Lifestyle Diseases Are the Real Pandemic

In a particularly sobering section, Khati draws attention to the rising tide of health issues among children:

  • 1 in 3 urban Indian children is obese or overweight
  • Type 2 diabetes is appearing in children as young as 10
  • Anxiety and depression are rising, fueled by poor sleep, academic pressure, junk food, and sedentary lifestyles

“We replaced play with tuition, movement with screens, and real food with packaged junk. This is the outcome,” he warns.

What Do Kids Really Need?

Khati challenges the prevailing mindset that more academics automatically translate to success:

“The world doesn’t hire toppers who burn out by 22.”

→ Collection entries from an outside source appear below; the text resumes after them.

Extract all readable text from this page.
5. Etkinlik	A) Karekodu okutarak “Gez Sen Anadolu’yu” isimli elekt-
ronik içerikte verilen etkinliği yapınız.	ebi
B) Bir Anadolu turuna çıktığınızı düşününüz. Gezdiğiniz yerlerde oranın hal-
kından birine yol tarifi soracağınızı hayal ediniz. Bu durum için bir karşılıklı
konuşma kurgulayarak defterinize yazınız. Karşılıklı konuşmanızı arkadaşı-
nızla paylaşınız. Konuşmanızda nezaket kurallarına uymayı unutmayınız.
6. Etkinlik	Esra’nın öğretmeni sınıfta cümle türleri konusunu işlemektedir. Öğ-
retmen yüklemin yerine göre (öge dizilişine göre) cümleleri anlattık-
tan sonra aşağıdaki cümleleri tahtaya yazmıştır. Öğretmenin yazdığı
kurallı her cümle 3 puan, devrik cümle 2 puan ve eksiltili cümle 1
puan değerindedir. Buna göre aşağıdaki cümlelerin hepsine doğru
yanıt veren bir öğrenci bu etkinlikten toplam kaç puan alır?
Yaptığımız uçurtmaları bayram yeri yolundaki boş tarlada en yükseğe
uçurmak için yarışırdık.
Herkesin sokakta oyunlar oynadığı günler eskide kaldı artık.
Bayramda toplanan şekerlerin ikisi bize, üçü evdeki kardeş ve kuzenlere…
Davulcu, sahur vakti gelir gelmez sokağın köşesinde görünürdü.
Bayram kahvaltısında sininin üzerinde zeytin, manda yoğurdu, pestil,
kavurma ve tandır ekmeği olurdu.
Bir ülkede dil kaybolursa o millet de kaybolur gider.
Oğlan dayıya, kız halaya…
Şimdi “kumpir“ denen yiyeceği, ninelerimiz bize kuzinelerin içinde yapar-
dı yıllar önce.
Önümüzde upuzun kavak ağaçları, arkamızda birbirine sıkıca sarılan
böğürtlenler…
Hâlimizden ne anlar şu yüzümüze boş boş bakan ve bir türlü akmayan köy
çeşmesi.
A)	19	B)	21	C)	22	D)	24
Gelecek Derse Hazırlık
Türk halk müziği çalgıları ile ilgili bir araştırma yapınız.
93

Instead, he emphasizes the importance of holistic development:

  • Muscle, not just memory
  • Confidence through movement, not marks
  • Self-regulation over rote learning
  • Resilience built from failure, not fear

The Wake-Up Call

In his concluding call-to-action, Khati outlines five urgent reforms:

  1. Teach less, teach better – focus on depth, not quantity
  2. Reclaim the body – make physical movement non-negotiable
  3. Fix the food – transform school canteens into nutrition-positive zones
  4. Prioritize mental health – teach stress management as a core subject
  5. Normalize discomfort – because “growth only happens outside comfort zones”

Let’s Raise Whole Humans, Not Hollow Résumés

Khati ends his post with a powerful reminder, “Children are not machines. They are emotional, physical, social beings. Let’s stop worshipping academic CVs while ignoring the quiet suffering of our kids.”

The post has struck a chord with thousands of parents, educators, and professionals across India, igniting a much-needed conversation about the purpose of education in the 21st century.